Radiotherapy (RT) plays a key role in brain tumours but can negatively impact functional outcomes and quality of life. The aim of this study was to analyse anti-neural and onconeural autoantibodies and markers of blood–brain barrier (BBB) disruption in patients with primary brain cancer undergoing RT. Materials and methods. A prospective study was conducted on 45 patients with a brain tumour scheduled for intensity-modulated radiotherapy. Assessments were performed at baseline, post-RT, and at three months. We measured serum levels of BBB disruption biomarkers and anti-neural, onconeural, and organ-specific antibodies. Results.

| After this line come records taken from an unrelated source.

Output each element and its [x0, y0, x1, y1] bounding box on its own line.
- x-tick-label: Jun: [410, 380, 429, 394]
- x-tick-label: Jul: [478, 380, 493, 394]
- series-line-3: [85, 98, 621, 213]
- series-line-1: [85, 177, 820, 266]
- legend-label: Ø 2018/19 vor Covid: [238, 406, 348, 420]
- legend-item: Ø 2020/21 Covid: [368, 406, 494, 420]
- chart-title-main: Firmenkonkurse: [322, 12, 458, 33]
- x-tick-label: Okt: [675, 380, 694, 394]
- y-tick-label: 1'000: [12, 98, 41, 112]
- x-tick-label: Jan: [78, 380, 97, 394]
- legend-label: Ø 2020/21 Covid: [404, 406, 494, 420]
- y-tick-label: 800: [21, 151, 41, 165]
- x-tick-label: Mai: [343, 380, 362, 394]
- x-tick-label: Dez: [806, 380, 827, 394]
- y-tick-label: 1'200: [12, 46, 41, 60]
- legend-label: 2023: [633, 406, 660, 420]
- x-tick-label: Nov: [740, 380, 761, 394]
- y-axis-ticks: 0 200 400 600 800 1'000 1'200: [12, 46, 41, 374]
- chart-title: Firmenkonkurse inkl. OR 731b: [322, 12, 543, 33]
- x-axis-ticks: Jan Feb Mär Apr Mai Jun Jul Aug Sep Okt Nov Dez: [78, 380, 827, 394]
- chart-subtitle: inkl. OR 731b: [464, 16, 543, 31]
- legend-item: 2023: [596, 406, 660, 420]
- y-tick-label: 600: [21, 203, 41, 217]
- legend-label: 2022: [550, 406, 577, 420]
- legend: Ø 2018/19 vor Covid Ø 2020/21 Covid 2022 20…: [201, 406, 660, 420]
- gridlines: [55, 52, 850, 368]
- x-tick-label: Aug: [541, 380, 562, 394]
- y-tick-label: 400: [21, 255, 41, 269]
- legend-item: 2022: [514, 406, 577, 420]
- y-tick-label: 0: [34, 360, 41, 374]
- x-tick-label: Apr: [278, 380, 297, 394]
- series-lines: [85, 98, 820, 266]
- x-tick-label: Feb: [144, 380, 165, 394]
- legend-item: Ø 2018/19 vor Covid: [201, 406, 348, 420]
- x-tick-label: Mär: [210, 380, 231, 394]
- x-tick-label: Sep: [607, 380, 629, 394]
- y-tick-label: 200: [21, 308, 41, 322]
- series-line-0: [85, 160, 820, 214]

Antibodies against nucleosome antigens and neuronal surface antigens were detected in 85% and 3% of cases, respectively; anti-neural and onconeural antibodies were observed in 47% and 5.8%. In 44% patients, ≥2 antibody types were detected. No significant changes in BBB biomarkers were observed. Conclusion. The findings of this study show that a humoral immune response is common in patients undergoing RT for brain cancer. This response appears to be non-organ specific but rather directed against nucleosome antigens, but onconeural antibodies were uncommon, suggesting a low risk of a neurological paraneoplastic syndrome. Our data suggested that radiotherapy may not affect BBB integrity, but larger studies are needed to better characterise the pathophysiological effects of RT.